ザクザクと、ゆっくりとでも作業を進めるインベルンを見て、モモンガはもう一つのスコップを手に取った。
何も言わなかったが、共に作業を手伝ってくれるモモンガを見て、インベルンは微笑んだ。
◆
「よーし、それじゃあ近くの国まで行きましょうか!」
体力を回復したらしいアッシュが、元気良く歩き出す。

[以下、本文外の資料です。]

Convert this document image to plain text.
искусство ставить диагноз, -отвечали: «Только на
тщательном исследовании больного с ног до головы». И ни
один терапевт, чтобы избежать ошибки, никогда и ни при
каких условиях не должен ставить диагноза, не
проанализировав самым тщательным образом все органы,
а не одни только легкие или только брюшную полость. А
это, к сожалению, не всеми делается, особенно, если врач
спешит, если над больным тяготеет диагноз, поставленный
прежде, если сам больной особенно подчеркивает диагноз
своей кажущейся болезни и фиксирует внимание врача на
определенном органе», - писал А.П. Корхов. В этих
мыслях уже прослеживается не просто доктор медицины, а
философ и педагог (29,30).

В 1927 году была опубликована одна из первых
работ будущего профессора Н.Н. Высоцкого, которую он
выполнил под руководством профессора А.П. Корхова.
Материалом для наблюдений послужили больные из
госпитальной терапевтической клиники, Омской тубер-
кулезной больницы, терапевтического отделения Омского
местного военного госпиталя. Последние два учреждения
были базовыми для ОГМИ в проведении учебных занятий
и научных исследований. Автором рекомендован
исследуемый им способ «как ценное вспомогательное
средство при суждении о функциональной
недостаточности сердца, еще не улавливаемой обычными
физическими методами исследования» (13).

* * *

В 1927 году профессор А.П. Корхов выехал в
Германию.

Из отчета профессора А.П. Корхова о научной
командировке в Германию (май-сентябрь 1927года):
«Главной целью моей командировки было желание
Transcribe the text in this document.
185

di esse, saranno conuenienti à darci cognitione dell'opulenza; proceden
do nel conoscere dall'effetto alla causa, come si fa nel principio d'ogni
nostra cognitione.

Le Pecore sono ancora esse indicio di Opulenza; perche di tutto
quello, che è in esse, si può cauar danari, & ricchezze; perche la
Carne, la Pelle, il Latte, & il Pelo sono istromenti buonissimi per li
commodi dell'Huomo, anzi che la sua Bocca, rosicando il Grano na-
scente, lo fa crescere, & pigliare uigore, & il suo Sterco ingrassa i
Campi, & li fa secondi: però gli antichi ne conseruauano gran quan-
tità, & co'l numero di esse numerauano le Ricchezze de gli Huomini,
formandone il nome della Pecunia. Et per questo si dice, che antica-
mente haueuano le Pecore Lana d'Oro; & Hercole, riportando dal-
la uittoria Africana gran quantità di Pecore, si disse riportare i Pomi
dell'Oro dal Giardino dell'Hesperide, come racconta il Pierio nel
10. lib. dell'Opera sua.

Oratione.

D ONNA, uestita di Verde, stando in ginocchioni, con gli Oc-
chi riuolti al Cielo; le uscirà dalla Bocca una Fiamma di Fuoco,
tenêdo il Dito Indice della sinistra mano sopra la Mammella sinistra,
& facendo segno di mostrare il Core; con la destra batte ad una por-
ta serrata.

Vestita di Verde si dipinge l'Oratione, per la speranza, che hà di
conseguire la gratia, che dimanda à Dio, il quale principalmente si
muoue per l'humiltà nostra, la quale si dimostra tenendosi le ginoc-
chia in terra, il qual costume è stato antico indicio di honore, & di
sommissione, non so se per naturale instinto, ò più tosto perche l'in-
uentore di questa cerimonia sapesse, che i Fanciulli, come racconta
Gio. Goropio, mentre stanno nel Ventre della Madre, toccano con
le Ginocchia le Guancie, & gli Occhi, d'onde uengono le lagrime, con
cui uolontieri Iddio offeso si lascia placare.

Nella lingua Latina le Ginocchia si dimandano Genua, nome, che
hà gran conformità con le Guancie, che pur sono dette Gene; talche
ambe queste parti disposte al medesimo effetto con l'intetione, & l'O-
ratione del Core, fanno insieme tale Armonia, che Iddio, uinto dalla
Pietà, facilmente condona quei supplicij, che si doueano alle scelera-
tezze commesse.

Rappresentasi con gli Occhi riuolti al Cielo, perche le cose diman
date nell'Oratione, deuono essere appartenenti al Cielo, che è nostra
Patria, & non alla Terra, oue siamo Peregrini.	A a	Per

入る前は不気味だった門も、出る今であれば、なんら変哲のないものだった。
取り敢えず、騎士を回収しないといけないなぁとモモンガが考えていると、インベルンが遅れて隣へと並ぶ。
モモンガがもう良いのか?と聞くと、肯定するように頷いて、胸を張るように彼女は歩き出した。
一歩一歩、確かな足取りの彼女が来た後ろをチラリと見れば、そこには真新しい墓が一つ、今さっき摘まれたらしい数本の花も添えられていた。
手作りらしいゴツゴツとした墓石には、手彫りの文字でこうあった。
――親愛なる“家族”へ。
国堕とし。
吸血鬼としての道を進む事を決めた彼女の罪滅ぼしは、始まったばかりだ。